SQL Server Hash Indexes
There are two problems with indexes on large nvarchar columns:
- You will likely hit the 900 byte limit in your index
- Indexing large data isn't efficient anyway.
A neat feature of SQL Server is the CHECKSUM() function which hashes your varchar/nvarchar values into a 4 byte number. You can then use this value in an index.

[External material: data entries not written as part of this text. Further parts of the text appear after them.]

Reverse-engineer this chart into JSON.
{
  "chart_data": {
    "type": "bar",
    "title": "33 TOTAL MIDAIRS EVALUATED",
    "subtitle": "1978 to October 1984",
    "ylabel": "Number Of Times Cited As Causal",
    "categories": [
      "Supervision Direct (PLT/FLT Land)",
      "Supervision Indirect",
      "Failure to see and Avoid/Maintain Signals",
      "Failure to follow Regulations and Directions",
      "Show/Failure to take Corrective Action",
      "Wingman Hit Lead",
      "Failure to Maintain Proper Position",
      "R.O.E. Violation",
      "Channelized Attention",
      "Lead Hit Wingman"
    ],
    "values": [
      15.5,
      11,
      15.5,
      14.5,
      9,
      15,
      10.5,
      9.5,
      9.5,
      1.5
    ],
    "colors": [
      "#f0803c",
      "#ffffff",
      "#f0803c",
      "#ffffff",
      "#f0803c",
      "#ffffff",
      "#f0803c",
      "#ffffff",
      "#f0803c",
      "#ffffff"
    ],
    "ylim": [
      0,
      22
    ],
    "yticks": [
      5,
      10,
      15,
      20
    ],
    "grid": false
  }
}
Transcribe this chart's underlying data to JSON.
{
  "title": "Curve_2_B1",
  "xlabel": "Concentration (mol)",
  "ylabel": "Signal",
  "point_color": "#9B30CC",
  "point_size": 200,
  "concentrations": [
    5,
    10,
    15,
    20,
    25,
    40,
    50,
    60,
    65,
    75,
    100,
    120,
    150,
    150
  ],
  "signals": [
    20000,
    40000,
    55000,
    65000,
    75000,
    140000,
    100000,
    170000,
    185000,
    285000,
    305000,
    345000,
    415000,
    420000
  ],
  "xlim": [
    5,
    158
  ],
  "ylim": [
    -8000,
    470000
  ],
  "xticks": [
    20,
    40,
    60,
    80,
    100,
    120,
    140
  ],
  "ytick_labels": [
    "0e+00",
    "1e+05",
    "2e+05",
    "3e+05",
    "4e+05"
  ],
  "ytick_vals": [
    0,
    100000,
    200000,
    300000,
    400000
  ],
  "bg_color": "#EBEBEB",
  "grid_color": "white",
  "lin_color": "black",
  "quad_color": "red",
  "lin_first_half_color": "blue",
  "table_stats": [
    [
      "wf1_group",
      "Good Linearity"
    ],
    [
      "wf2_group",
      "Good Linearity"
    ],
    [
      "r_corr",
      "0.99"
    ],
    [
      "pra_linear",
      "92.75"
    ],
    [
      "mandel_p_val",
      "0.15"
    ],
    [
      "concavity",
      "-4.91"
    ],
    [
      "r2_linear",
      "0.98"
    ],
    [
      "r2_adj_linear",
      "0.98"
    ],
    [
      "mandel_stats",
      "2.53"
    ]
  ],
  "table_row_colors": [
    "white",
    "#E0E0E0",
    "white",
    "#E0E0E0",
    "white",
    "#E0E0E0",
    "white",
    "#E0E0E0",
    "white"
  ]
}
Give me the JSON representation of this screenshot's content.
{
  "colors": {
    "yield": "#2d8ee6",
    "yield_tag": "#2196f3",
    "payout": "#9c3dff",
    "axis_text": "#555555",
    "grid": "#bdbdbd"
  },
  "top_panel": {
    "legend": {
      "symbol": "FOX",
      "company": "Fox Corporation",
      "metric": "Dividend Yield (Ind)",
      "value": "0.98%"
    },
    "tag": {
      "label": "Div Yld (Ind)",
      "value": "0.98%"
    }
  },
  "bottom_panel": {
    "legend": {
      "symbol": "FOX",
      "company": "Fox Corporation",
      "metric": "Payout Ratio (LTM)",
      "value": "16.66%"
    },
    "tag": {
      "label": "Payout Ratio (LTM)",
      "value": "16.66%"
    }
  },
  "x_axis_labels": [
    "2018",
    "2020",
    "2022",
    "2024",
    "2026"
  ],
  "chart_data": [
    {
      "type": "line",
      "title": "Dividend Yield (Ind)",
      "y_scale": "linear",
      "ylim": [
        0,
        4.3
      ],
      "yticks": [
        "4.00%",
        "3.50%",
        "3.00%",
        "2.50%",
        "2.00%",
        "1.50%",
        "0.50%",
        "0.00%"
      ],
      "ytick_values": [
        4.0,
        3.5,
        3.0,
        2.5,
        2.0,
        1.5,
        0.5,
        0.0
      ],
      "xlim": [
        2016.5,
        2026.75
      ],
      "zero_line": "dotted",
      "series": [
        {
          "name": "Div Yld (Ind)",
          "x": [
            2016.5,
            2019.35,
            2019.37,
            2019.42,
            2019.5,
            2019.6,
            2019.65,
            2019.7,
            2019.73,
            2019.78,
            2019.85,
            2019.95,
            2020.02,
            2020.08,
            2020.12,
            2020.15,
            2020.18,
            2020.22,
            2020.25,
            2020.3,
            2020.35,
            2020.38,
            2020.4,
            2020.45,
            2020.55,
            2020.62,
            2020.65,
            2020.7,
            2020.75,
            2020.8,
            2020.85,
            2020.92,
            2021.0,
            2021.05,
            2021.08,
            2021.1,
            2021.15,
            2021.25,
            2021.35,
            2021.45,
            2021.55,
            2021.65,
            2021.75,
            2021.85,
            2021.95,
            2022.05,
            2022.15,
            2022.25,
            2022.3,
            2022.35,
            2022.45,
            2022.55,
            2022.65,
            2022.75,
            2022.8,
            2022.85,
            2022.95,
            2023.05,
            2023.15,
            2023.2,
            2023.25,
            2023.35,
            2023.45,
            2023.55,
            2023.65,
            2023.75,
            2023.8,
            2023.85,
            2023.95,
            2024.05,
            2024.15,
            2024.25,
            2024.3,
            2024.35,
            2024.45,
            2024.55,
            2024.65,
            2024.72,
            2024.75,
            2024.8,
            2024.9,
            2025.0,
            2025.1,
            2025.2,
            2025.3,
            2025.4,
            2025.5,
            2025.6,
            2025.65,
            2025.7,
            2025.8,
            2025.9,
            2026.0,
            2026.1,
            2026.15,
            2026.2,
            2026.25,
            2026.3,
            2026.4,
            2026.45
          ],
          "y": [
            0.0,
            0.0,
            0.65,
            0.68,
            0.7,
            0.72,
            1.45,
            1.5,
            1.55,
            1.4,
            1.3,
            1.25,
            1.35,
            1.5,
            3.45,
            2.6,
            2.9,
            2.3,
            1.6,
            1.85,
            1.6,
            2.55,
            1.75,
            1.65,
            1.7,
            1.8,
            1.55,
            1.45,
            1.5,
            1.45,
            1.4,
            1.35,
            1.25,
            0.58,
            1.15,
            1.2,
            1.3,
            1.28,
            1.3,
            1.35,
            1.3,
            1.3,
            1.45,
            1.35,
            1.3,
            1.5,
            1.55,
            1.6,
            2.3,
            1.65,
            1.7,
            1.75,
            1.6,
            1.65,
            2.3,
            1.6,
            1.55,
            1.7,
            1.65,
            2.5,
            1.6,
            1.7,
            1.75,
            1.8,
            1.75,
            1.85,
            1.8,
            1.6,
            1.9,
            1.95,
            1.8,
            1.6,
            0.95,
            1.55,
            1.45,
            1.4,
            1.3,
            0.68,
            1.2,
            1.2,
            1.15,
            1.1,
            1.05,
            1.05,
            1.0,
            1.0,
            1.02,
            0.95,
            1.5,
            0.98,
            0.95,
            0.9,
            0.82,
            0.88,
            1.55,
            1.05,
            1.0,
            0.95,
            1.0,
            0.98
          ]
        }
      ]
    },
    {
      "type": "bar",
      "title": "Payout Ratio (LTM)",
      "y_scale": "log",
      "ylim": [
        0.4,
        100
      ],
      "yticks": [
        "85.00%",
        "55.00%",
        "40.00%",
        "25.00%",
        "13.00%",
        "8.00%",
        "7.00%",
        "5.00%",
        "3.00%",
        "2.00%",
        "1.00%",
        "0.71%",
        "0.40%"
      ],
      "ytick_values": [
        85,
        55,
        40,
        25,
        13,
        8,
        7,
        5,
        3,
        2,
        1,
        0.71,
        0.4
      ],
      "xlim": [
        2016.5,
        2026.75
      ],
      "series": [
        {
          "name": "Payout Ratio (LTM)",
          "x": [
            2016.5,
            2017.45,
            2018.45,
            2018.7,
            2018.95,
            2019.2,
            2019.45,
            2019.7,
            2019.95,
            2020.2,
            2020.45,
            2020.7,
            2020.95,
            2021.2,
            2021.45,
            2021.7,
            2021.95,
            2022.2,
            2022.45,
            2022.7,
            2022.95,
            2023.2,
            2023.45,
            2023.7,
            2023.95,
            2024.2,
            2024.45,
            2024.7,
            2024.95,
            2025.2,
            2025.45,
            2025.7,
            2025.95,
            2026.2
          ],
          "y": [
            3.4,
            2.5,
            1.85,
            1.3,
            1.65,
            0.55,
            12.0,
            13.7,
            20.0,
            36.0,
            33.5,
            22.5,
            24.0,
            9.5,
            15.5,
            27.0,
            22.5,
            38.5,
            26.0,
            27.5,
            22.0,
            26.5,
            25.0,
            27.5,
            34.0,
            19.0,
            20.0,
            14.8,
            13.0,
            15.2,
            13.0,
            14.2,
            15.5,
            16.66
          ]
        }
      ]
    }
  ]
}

For example if you have a Site table, add a calculated column, URLChecksum.
CREATE TABLE Site ( SiteID int NOT NULL, URL nvarchar(2083) NOT NULL, URLChecksum AS (checksum([URL])), CONSTRAINT [PK_Site] PRIMARY KEY CLUSTERED (SiteID) );
Next create an index on the hash and include the URL:
CREATE INDEX IX_Site ON Site (URLChecksum) INCLUDE (URL);
This index will make the following query faster:
SELECT SiteID FROM Site WHERE URLChecksum = CHECKSUM(N'http://www.microsoft.com/downloads/details.aspx?familyid=9a8b005b-84e4-4f24-8d65-cb53442d9e19&displaylang=en') AND URL = N'http://www.microsoft.com/downloads/details.aspx?familyid=9a8b005b-84e4-4f24-8d65-cb53442d9e19&displaylang=en';
This query will first "seek" the hash value in the index very quickly, since the hash values are just ints. Once it finds one or more matching hash values, it will check that the URLs match. Since the URLChecksum, URL, and SiteID values are included in the index, this query does not need to touch the Site table.